I wanted to hang up, but didn’t. I had several questions, and it would take me too long to describe my issues clearly in writing, so I had to talk with them to resolve the problem. But left waiting on hold it occurred to me that they don’t want problems. And questions answered directly are a liability. And issues? Well, we all have issues, honey.

I let fifteen more minutes pass before hanging up.

Two days later I called again, with the exact same results. I hung up twenty minutes into the call. I didn’t have the time to wait on the line while getting two kids ready for school before going to work that morning.

A few days later I called again. After running the gauntlet a third time I waited on the line to connect with a Customer Service Rep and found myself getting more and more agitated with each passing moment. They were blowing my time and I knew they didn’t care. I guess to them, cutting staff for the minimal cost savings, and enacting the insurance industry’s creed of “delay, deny, defend” was worth part of my sanity.
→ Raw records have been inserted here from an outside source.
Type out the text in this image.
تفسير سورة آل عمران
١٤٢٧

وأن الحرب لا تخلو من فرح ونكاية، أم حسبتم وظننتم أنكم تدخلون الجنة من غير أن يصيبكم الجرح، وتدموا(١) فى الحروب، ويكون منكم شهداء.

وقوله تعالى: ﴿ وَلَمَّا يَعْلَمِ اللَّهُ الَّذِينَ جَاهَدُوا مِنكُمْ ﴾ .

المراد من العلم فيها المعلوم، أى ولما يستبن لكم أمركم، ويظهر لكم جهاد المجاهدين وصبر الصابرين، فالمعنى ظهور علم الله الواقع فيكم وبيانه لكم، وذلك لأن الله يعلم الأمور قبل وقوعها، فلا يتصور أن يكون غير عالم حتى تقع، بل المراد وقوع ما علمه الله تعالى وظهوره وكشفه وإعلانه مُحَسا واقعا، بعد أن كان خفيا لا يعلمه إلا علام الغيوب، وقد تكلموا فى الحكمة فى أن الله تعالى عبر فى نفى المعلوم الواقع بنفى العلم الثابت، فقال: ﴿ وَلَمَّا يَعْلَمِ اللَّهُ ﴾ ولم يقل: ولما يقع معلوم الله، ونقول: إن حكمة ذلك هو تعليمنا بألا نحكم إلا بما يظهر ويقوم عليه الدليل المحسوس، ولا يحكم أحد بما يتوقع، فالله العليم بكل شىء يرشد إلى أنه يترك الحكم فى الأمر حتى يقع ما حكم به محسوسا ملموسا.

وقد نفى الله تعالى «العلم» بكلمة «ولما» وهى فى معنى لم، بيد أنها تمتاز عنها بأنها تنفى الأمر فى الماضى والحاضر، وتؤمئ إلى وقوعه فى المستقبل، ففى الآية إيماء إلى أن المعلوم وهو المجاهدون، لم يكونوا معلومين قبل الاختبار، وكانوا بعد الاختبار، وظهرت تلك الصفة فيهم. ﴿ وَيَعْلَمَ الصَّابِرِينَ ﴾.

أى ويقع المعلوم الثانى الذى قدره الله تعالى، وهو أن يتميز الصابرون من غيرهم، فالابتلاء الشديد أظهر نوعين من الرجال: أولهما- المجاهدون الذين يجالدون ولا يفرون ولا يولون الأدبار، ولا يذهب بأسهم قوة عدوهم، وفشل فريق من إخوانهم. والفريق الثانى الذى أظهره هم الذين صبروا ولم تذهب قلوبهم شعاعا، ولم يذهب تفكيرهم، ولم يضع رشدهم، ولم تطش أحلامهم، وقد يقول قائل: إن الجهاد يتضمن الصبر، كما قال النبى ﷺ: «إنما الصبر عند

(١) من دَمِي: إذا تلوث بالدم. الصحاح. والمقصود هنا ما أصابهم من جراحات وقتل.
I waited on hold for 15 minutes when the operator finally came on the line. The first thing she asked for was my account number, the same one I punched into the phone earlier. After a series of ‘security questions,’ twenty minutes into the call we at last got around to my issue, which I explained in great detail. The CSR put me on hold for 10 more minutes before she came back on the line and informed me her records only went back 90 days, which did not address the bills in question. Her managers had access to my full records, but they were in meetings all day and I’d have to call back, or I could go to their website and file a dispute.
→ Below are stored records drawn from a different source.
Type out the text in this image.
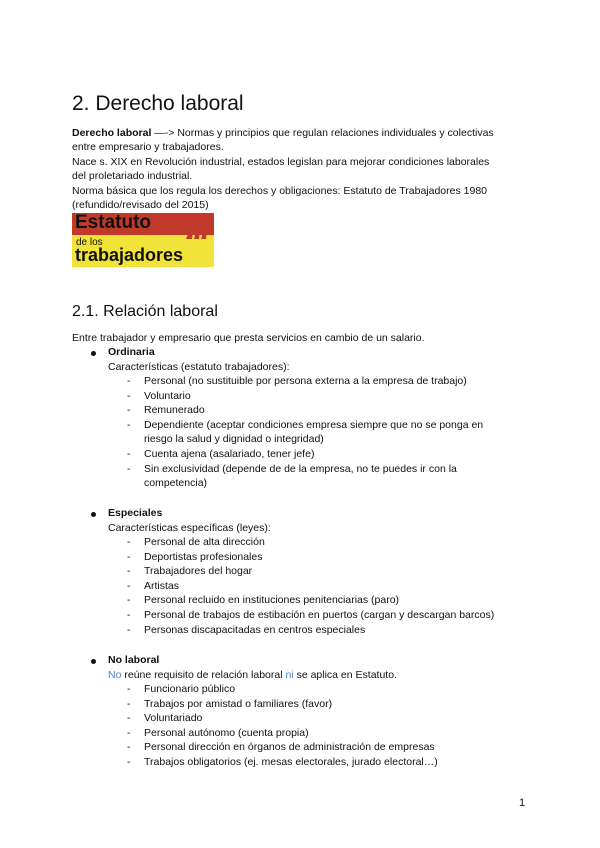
2. Derecho laboral
Derecho laboral —-> Normas y principios que regulan relaciones individuales y colectivas
entre empresario y trabajadores.
Nace s. XIX en Revolución industrial, estados legislan para mejorar condiciones laborales
del proletariado industrial.
Norma básica que los regula los derechos y obligaciones: Estatuto de Trabajadores 1980
(refundido/revisado del 2015)
2.1. Relación laboral
Entre trabajador y empresario que presta servicios en cambio de un salario.
Ordinaria
Características (estatuto trabajadores):
- Personal (no sustituible por persona externa a la empresa de trabajo)
- Voluntario
- Remunerado
- Dependiente (aceptar condiciones empresa siempre que no se ponga en
riesgo la salud y dignidad o integridad)
- Cuenta ajena (asalariado, tener jefe)
- Sin exclusividad (depende de de la empresa, no te puedes ir con la
competencia)
Especiales
Características específicas (leyes):
- Personal de alta dirección
- Deportistas profesionales
- Trabajadores del hogar
- Artistas
- Personal recluido en instituciones penitenciarias (paro)
- Personal de trabajos de estibación en puertos (cargan y descargan barcos)
- Personas discapacitadas en centros especiales
No laboral
No reúne requisito de relación laboral ni se aplica en Estatuto.
- Funcionario público
- Trabajos por amistad o familiares (favor)
- Voluntariado
- Personal autónomo (cuenta propia)
- Personal dirección en órganos de administración de empresas
- Trabajos obligatorios (ej. mesas electorales, jurado electoral…)
Estatuto
de los
trabajadores
1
A half hour into the call and my blood was boiling. With a curt ‘Thank you,’ I hung up and logged onto their website knowing it would yield no results.

In ten seconds I was on a webpage with a blank field for writing to Customer Care. It took me a good hour to construct a document that explained my problem clearly, and I sent it to them. The next day I got an email back from a service rep that told me he could not release my records without ‘security information’ that he advised me not to give online, and then gave me an 800 number—the same one I had been calling for days—to contact a manager to assist me.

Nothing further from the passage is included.